Price sensitive ("ad hoc") releases
Zug-Baar, 10 March 2008
Partners Group achieved a record result for the financial year 2007, a reflection of the continued successful development of the business. The consistent returns achieved for clients have resulted in significant growth in assets of CHF 7.1 billion to CHF 24.4 billion (+41%) and enabled an excellent financial performance.
Net revenues for 2007 totaled CHF 311 million, an increase of 55% compared to 2006, with 88% of revenues again stemming from stable management fees (CHF 273 million). Additional income was generated through performance fees (CHF 27 million) and organizational fees (CHF 11 million).
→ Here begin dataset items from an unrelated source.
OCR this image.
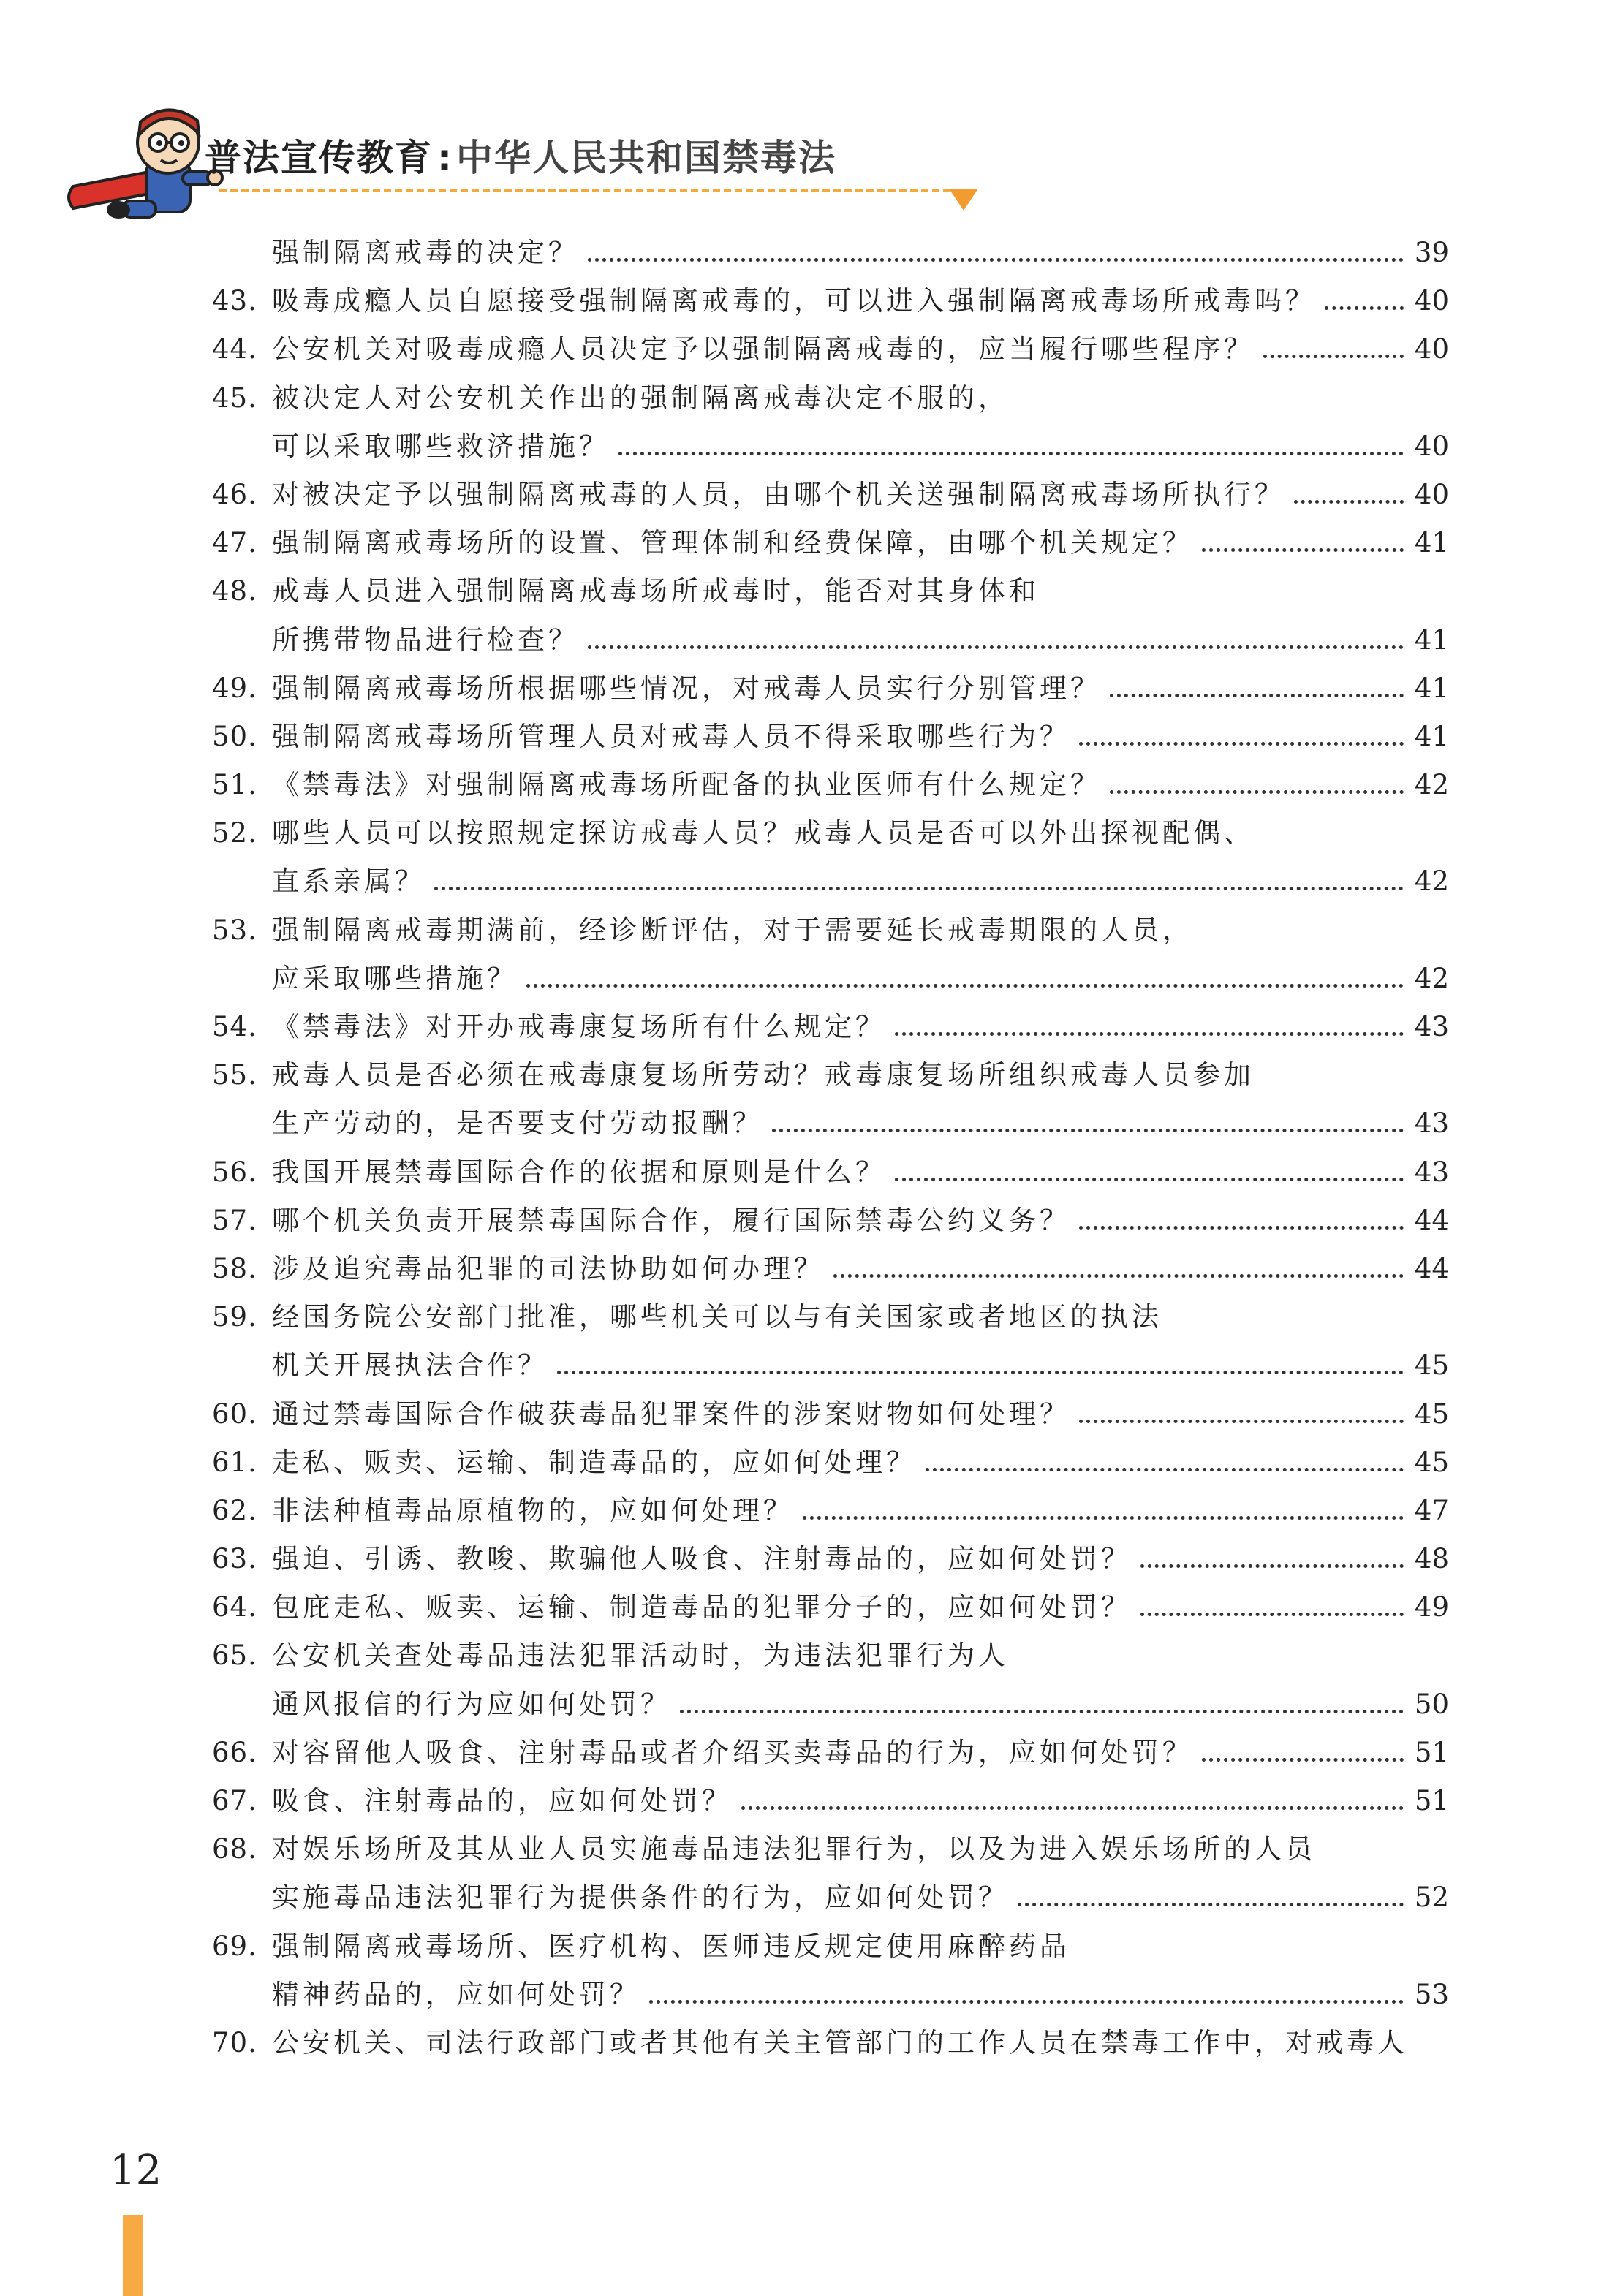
普法宣传教育 : 中华人民共和国禁毒法
强制隔离戒毒的决定？	39
43. 吸毒成瘾人员自愿接受强制隔离戒毒的，可以进入强制隔离戒毒场所戒毒吗？	40
44. 公安机关对吸毒成瘾人员决定予以强制隔离戒毒的，应当履行哪些程序？	40
45. 被决定人对公安机关作出的强制隔离戒毒决定不服的，
可以采取哪些救济措施？	40
46. 对被决定予以强制隔离戒毒的人员，由哪个机关送强制隔离戒毒场所执行？	40
47. 强制隔离戒毒场所的设置、管理体制和经费保障，由哪个机关规定？	41
48. 戒毒人员进入强制隔离戒毒场所戒毒时，能否对其身体和
所携带物品进行检查？	41
49. 强制隔离戒毒场所根据哪些情况，对戒毒人员实行分别管理？	41
50. 强制隔离戒毒场所管理人员对戒毒人员不得采取哪些行为？	41
51. 《禁毒法》对强制隔离戒毒场所配备的执业医师有什么规定？	42
52. 哪些人员可以按照规定探访戒毒人员？戒毒人员是否可以外出探视配偶、
直系亲属？	42
53. 强制隔离戒毒期满前，经诊断评估，对于需要延长戒毒期限的人员，
应采取哪些措施？	42
54. 《禁毒法》对开办戒毒康复场所有什么规定？	43
55. 戒毒人员是否必须在戒毒康复场所劳动？戒毒康复场所组织戒毒人员参加
生产劳动的，是否要支付劳动报酬？	43
56. 我国开展禁毒国际合作的依据和原则是什么？	43
57. 哪个机关负责开展禁毒国际合作，履行国际禁毒公约义务？	44
58. 涉及追究毒品犯罪的司法协助如何办理？	44
59. 经国务院公安部门批准，哪些机关可以与有关国家或者地区的执法
机关开展执法合作？	45
60. 通过禁毒国际合作破获毒品犯罪案件的涉案财物如何处理？	45
61. 走私、贩卖、运输、制造毒品的，应如何处理？	45
62. 非法种植毒品原植物的，应如何处理？	47
63. 强迫、引诱、教唆、欺骗他人吸食、注射毒品的，应如何处罚？	48
64. 包庇走私、贩卖、运输、制造毒品的犯罪分子的，应如何处罚？	49
65. 公安机关查处毒品违法犯罪活动时，为违法犯罪行为人
通风报信的行为应如何处罚？	50
66. 对容留他人吸食、注射毒品或者介绍买卖毒品的行为，应如何处罚？	51
67. 吸食、注射毒品的，应如何处罚？	51
68. 对娱乐场所及其从业人员实施毒品违法犯罪行为，以及为进入娱乐场所的人员
实施毒品违法犯罪行为提供条件的行为，应如何处罚？	52
69. 强制隔离戒毒场所、医疗机构、医师违反规定使用麻醉药品
精神药品的，应如何处罚？	53
70. 公安机关、司法行政部门或者其他有关主管部门的工作人员在禁毒工作中，对戒毒人
12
Operating costs rose at a slower pace by 45% to CHF 79 million, with the growth predominantly attributable to the strong increase in the number of employees triggered by the record asset development. This controlled rise in costs resulted in an over proportional increase in EBITDA by 58% to CHF 232 million, thereby achieving a record EBITDA margin of 74% for the year.
Adjusted net profit totaled CHF 228 million, up 61% compared to 2006. Additional profits of CHF 28 million stem from changes in fair value of derivatives arising from insurance contracts, thus the net profit according to IFRS stands at CHF 255 million.
At the annual general meeting on 11 April 2008, Partners Group will propose a distribution of 50% of adjusted net profit to shareholders, corresponding to a dividend of CHF 4.25 per share.
Steffen Meister, Partner and chief executive officer of Partners Group, comments “We are satisfied with how we are weathering the financial market storm. In 2008, we expect solid asset inflows into our private market products while on the other hand further net redemptions are anticipated in our smaller public market business. However, we still aim to be in reach of CHF 30 billion assets under management by year end, certainly a realistic but ambitious target in this challenging market environment.”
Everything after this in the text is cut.